Thursday, October 4, 2012

Mitt Romney, Barack Obama debate: Did you change teams?

Fox News is reporting liberals "freaked out" after Barack Obama's poor performance last night (no, not sexual performance). Apparently Mitt "Galvatron" Romney crushed him, signifying Barry O finally lost his mojo -- it was last seen floating in a bottle of homebrewed beer. Memo to Barack: We get it, you're a cool dude. No need to brew beer and act all Joe Everyman because you're not. You're the president of the United States of America. We don't want the president to be cool, we want him/her to be smart. Sincerely, Everyone.
Big Bird was placed on the endangered species list last night -- which is equivalent to ripping our childhood dreams out of our grasp, kicking our dog and spitting in our ice cream before calling our sweet, sweet mother bad names. Although, Mitt Romney assured us, "I love Big Bird" like an abusive husband who says, "I don't want to hit you, you just make me so mad sometimes." It's not you Big Bird, it's me. Muppets across the world are rioting because people care more about muppets than they do real life.
Criticism isn't limited to the stars of the show. Apparently, veteran newsman Jim Lehrer asked questions weaker than his brittle old bones and lost control. The 78-year-old should leave the spotlight for Shady Oaks Retirement Community, where he'll be rewarded with Old Fashioneds, an unlimited supply of pitted prunes and a new spot as moderator of daily bingo -- Golden-agers are serious about some bingo!
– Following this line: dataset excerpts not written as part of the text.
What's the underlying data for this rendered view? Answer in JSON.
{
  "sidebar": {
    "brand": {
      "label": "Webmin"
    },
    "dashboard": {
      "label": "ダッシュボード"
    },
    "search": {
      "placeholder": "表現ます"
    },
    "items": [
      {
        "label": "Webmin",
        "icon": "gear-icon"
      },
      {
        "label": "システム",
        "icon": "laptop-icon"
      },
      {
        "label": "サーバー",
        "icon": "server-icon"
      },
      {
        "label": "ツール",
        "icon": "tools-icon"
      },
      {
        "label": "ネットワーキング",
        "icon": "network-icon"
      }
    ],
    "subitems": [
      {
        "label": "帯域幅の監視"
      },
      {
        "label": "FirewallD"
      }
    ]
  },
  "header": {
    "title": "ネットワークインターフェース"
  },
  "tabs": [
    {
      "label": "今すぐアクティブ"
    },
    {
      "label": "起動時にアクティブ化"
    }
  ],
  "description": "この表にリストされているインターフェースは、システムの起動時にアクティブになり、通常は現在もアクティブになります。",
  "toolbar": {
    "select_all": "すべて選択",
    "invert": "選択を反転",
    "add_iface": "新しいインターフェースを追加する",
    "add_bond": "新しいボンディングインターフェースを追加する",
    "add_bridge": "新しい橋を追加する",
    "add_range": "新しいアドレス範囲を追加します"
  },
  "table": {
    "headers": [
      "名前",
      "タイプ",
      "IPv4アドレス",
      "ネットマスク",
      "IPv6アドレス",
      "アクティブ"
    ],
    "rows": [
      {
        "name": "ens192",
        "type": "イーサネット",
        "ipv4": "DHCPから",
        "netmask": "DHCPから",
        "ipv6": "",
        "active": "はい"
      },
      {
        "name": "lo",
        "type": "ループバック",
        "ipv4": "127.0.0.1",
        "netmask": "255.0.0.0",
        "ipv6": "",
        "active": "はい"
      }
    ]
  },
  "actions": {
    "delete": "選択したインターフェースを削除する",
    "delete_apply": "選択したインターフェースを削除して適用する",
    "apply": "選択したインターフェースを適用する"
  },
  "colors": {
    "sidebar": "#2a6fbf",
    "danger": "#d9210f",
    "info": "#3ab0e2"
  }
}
This news, and much, much more, has hit the Internet since 1 minute into the debate last night. The rise of social media offers everyday folks tools to analyze and deconstruct Romney and Obama without waiting for the broadcast to end, as well as followup analysis by biased TV pundits. Everyone is an expert, credentials are Internet access and fingers. People declare winners and losers and examine every word, stutter, blue tie, red tie, and American flag pin from the word go. Their soap boxes are Facebook posts and 140-character filled rants.
These folks either bombard you daily with political know-how, shaking their heads when you don't agree, or are the ones too meek to speak in public because it's oh so much safer to anonymously gripe on the World Wide Web in the safety of their basements. The freaks come out at night and when alone on the Internet.
The debate was the most tweeted event in U.S. political history according to Twitter (which is impressive until you remember Twitter was founded six years ago -- lot of history before then folks). Although, it's not the most tweeted live event in history because, remember, we are Americans. People were more fired up for the Grammy's, MTV VMAs and the Super Bowl. However, it's important to keep in mind these Twittering fools skew to a younger population. Yo brah, sweet tie Barry. Mittens' hair looks sick!
A people browser web analytics firm examined Tweets (yes, Big Brother is watching) and concluded more people Tweeted about Romney winning so that makes him the winner winner chicken dinner in their eyes.
Did you watch the debate? Why? Were you planning to use this event to finalize your decision come November? Do you simply love a good show, you queen, you!? Did you not want to be out of the current event loop? Maybe you figured you can't complain if you don't watch. I heard someone comment they wanted to finally catch a glimpse of the human side of Mitt Romney.
All of this is a large, heaping helping of rotten baloney. I did not watch the debate. I did not plan to watch the debate. I did not stay up reading Tweets and FB posts by friends and strangers alike who believe they have PhDs in Life, the Universe and Everything. Everyone watching last night went in with an agenda, with a bias, whether they admit it or not. You've got your guy in this corner and the other guy in the other corner. Round one, fight! (All we needed were Ring Girls!) Everything your guy said right last night was amazing, everything he said wrong was ... well he didn't say much wrong and he's human, right? As for the other guy, every word that came out of his mouth was a lie or further reason he's out of touch with America. Blah blah blah.
Did you think you'd see the human side of Romney or Obama? Real talk with Barry and Mitt? They've been rehearsing for weeks and are, at the end of the day, actors. They're not three whiskeys in sitting with you at a dive bar, opening their slurring, bleeding hearts. They are on national television with millions of eyes watching surrounded by their posse of staff, who are crossing their fingers their prep work pays off.
Also, I don't understand how this debate could change your vote. Their platforms couldn't be any more different on the big issues. Blue or red. Conservative or liberal.
Hello? Hello? Anybody home? Huh. Think McFly, think.